13 March, 2009

Keepalive: Unreal Tournament 3

written on Thursday, March 12, 2009

I finally caved and bought UT3 on sale on Steam. I don't regret it. But I both rue and lament it.

They have an ugly and awkward partnership with GameSpy that makes playing online, which is the entire point of the game, a pain in the butt. And for some functions it simply doesn't work. I tried to add a "friend" from the PA boards in the game, and it wouldn't let me. It gave me an error message. I tried a few more times to see if I could "get through" somehow. No dice. I tried a couple hours later; still nothing.

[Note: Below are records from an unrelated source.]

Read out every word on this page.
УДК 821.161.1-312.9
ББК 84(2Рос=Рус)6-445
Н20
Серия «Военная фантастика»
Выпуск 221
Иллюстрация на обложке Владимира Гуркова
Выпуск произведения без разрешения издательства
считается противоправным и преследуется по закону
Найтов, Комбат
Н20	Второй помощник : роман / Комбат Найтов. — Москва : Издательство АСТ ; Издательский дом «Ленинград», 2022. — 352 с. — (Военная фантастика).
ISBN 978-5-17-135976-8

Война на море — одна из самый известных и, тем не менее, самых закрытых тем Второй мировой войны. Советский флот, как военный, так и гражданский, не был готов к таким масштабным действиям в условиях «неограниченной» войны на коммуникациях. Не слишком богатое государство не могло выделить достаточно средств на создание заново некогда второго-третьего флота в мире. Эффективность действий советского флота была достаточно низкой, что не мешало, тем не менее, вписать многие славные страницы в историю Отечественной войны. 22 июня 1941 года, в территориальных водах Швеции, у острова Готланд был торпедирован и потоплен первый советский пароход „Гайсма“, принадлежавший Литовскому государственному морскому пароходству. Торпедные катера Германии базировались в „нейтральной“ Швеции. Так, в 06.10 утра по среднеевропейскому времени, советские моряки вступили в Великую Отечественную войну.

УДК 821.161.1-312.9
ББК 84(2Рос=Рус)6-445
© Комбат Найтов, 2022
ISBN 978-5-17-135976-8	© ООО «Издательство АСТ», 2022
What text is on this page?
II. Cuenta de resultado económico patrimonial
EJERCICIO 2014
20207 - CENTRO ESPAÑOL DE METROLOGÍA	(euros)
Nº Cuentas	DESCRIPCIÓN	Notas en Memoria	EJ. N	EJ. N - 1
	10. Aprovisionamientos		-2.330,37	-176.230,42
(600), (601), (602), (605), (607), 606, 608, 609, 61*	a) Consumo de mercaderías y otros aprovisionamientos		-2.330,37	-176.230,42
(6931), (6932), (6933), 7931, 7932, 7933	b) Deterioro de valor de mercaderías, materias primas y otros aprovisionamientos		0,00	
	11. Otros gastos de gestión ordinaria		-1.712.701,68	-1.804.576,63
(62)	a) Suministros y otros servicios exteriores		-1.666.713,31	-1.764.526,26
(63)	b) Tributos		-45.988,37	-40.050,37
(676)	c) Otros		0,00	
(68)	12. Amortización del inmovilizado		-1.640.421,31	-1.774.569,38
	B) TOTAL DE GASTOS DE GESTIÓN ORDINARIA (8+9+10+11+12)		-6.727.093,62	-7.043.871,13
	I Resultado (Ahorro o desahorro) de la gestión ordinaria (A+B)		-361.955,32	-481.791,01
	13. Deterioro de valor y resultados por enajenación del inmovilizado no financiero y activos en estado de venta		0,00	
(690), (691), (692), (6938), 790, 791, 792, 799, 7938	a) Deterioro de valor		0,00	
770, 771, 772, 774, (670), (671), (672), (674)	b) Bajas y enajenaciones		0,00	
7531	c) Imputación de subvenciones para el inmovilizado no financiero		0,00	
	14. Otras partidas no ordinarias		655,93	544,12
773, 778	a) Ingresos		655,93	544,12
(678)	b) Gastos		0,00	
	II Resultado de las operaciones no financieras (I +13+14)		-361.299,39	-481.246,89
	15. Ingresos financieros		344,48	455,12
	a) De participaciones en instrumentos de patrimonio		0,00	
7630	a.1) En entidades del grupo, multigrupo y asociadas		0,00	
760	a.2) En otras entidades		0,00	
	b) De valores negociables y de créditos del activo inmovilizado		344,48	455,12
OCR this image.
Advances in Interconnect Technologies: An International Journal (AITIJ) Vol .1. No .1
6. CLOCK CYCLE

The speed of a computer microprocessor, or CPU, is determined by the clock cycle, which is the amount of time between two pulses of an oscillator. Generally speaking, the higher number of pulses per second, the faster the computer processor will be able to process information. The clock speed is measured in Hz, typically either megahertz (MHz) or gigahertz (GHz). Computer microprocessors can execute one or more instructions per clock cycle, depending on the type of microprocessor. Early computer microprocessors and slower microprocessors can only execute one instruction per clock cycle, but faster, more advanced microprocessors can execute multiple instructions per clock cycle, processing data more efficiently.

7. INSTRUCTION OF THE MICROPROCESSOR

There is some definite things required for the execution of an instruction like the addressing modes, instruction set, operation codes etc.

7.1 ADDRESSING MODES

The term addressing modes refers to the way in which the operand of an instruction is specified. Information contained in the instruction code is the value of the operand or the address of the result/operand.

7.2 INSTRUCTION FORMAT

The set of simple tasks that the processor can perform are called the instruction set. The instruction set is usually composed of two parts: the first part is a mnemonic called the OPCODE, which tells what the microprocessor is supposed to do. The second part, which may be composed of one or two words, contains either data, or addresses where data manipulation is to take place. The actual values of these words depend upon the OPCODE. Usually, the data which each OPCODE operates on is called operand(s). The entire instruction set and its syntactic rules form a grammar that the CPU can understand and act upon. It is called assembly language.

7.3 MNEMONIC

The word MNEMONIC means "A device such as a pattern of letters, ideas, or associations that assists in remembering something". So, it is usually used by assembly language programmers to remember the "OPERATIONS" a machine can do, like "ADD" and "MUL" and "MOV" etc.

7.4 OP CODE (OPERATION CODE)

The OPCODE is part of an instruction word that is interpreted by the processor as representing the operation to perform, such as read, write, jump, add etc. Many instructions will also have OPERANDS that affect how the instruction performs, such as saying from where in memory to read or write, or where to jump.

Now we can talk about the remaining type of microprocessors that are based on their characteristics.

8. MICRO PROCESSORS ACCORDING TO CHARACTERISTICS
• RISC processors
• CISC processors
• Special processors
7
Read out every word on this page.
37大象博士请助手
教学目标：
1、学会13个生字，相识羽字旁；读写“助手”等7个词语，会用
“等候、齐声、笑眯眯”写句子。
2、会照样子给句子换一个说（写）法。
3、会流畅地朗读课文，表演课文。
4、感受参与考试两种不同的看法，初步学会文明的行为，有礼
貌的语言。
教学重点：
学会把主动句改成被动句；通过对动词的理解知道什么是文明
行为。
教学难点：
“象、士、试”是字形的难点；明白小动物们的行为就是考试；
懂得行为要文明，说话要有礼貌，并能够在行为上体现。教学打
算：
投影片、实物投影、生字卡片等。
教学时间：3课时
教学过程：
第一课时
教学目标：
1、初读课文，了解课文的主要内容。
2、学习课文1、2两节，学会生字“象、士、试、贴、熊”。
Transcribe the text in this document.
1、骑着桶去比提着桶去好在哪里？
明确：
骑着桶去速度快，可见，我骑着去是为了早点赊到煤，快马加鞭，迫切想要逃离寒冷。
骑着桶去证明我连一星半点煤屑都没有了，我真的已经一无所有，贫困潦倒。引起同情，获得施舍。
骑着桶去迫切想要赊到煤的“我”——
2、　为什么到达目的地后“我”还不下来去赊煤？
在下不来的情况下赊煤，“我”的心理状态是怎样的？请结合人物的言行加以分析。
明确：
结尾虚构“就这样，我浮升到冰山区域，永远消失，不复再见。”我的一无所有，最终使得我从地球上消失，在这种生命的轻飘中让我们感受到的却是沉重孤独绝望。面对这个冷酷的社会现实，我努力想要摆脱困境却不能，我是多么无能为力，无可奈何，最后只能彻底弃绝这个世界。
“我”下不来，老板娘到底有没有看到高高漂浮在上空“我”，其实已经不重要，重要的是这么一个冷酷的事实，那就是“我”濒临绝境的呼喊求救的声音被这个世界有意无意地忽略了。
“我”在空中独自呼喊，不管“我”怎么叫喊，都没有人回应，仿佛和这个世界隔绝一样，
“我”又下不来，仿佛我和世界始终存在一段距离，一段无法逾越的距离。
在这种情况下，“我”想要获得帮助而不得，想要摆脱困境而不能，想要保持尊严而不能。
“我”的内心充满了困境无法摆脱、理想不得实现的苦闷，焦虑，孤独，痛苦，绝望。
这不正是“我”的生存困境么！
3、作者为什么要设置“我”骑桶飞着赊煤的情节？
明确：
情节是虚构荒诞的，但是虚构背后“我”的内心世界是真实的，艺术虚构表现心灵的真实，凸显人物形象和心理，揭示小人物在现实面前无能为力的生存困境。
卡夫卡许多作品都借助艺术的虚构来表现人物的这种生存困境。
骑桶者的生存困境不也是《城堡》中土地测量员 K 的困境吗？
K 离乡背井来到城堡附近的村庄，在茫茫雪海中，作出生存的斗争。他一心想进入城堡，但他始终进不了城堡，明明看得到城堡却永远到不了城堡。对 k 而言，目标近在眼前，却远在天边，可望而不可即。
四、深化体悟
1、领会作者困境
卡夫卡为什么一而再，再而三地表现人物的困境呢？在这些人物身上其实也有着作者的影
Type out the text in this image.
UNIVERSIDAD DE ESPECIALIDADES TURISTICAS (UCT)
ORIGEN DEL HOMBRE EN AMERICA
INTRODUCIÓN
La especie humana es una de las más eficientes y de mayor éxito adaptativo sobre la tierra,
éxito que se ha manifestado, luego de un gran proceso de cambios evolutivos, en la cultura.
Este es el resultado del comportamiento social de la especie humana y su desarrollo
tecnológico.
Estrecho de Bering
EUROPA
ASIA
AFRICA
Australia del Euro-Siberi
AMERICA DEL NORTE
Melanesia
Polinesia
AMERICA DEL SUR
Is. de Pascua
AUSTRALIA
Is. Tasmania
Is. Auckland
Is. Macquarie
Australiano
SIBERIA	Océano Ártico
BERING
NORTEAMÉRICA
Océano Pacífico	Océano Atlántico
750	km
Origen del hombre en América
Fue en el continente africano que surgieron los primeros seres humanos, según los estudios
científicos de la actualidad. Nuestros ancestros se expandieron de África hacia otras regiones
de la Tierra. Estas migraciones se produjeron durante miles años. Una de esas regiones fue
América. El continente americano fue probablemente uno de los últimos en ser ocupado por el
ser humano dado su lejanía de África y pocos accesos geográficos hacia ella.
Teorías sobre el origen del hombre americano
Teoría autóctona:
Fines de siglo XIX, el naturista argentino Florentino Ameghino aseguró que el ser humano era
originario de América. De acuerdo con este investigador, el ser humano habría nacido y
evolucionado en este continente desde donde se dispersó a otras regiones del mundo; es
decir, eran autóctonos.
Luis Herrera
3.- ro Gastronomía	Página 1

I don't know how much money GameSpy kicked in, but I'm glad UT3 sold so poorly. I mean, having to log into GameSpy to play on the internet is a large step backward from what was offered in the original Unreal Tournament in 1999. But between GameSpy, Rockstar Social Club, Games for Windows Live, Relic Online, and Steam, it seems people are so eager to get you in their system that they don't care if it makes your very first impression of their games an annoying one.

UT3 hasn't really overcome that initial negative impression yet. It's mildly entertaining as nostalgia. Some of the maps are exactly the same as ones from the 1999 original. And there really aren't that many maps. The single player campaign involves a lot of repetition. The main difference is the glossy paint job. And by glossy, I mean the standard complaint that often things seem a little too shiny. Plus some of the character designs have gotten so Gears of Wars-y that the game seems to have lost what little identity it had.



Ah well. The worst day shooting stuff still isn't a bad day.